The PSA does not apply to income from other investments, such as dividend income from stocks and shares, property income, or income from rental properties. These types of income are subject to their own tax rules and regulations.
Do I need to declare savings interest to HMRC?
Yes, in most cases, you must declare savings interest to HMRC. This is because savings interest is seen as income and is subject to income tax.
If the total interest earned on your savings accounts exceeds your personal savings allowance (PSA), you must declare the excess interest to HMRC and pay tax on it. Most people will need to declare savings interest on their self-assessment tax return if they complete one.

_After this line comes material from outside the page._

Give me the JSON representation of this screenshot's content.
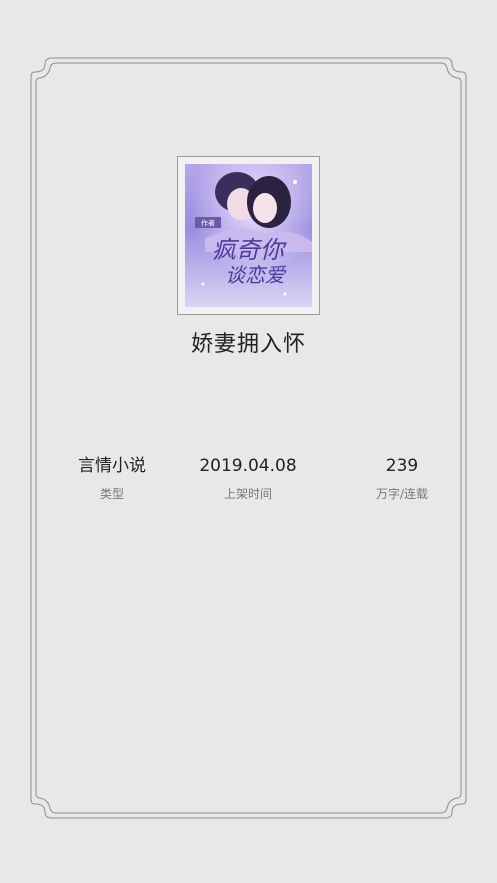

If you find yourself in this position, you could also ask HMRC or a tax advisor or accountant for other declaration options.
It’s essential to keep records of your savings interest earned, such as statements from your savings accounts or a summary of your interest earned for the tax year. This will help you accurately report your income to HMRC and avoid penalties for incorrect reporting.
What to do if you have already paid tax on your savings
If you have paid tax on your savings income but believe you should not have, you may be able to claim a refund from HMRC.
The circumstances in which you may be able to claim a refund include:
- You have not exceeded your Personal Savings Allowance (PSA) or Starting Rate for Savings allowance but paid tax on savings interest.
- You have overpaid tax on your savings income due to an error, such as your bank or building society not correctly applying your tax code or not deducting tax at the correct rate.
To claim a refund, you can contact HMRC directly or use their online services to submit a claim. To support your claim, you must provide evidence of the tax paid on your savings income, such as bank statements or savings account statements.
There may be time limits for claiming a refund, so it’s best to do so as soon as possible. You should also be aware that HMRC may conduct an investigation to verify your claim and could request additional information or documentation. It’s always a good idea to consult a financial advisor or tax professional for assistance with making a claim or dealing with HMRC.
The personal savings allowance
As with anything tax related, the personal savings allowance can seem a little complicated when you first read about it. However, it will become clearer the more self-assessments you do or the more work you complete with a tax advisor or accountant. The critical thing to remember is to keep informed about how much the allowance currently is – especially if you complete your own self-assessment – and keep tabs on your investments that attract interest.